I love the Crofts—good-hearted and capable folks with a zest for life and a healthy sense of humor. More than anybody else in Persuasion, Anne’s future in-laws are people I’d like to meet at a party, run into at the Farmer’s Market, and/or join on vacation (ostensibly sponsored by Lonely Planet…or, um, the U.S. Navy). Luckily—inspiringly!—I see modern-day Crofts all around—middle-aged (-plus) couples embracing life together as an adventure, either figuratively or literally. Need some Crofts in your life? Try REI. Or your local wilderness experience—not among the young and the stylishly decked out, but among the people who know what they’re doing. Look for people with ruddy cheeks and vintage gear, and you’ll know you’ve hit Croft jackpot.

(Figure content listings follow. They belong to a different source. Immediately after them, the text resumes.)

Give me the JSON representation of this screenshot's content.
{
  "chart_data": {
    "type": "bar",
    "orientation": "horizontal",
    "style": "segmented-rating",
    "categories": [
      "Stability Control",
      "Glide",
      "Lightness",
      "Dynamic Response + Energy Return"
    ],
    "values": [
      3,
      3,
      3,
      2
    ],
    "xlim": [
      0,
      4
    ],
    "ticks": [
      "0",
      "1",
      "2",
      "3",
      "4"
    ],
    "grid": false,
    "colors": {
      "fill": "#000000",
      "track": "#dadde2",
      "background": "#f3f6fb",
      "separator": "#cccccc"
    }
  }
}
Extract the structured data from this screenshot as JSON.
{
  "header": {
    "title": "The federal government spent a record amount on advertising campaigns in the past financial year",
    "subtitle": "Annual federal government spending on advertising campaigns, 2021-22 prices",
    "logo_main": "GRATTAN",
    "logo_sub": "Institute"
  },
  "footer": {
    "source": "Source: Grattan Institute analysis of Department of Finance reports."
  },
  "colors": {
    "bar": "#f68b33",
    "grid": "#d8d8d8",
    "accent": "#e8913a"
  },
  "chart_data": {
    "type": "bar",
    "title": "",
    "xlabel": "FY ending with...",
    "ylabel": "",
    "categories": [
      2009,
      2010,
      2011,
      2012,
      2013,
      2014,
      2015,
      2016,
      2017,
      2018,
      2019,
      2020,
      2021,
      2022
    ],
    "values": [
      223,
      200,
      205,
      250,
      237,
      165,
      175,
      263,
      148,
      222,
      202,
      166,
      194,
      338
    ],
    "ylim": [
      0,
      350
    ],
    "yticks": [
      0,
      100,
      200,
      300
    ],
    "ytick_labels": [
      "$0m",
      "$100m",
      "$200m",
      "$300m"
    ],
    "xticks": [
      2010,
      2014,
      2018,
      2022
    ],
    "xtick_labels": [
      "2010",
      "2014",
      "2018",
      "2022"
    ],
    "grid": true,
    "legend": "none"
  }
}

To be fair, though—Jane would want us to be fair—the Crofts aren’t just there to offer a bracing breath of fresh air. They serve a very specific purpose in the novel: they’re the alterna-Wentworths. They’re what Anne and the Captain might have been if Anne hadn’t turned him down the first time, if instead of pining and fading away, she’d followed him off across the seas and become (basically) a pirate’s wife. They’ve lived their adventure; their relationship is full of the intimacy and humor that come with being together through thick and thin, and not just in the milieu of the Regency middle class. It’s strange to think of calm, forbearing Anne flying by the seat of her pants, but her younger self might just have ended up living True Confessions of Charlotte Doyle-style (minus the murder, obv.) if she’d taken Wentworth up on his offer—and how different things would have been! Imagine: Anne Wentworth, adventurer and pirate-novel heroine!

On the other hand, if the Wentworths had lived out their Croft-life the first time, we wouldn’t have our melancholy masterpiece. And who wants that?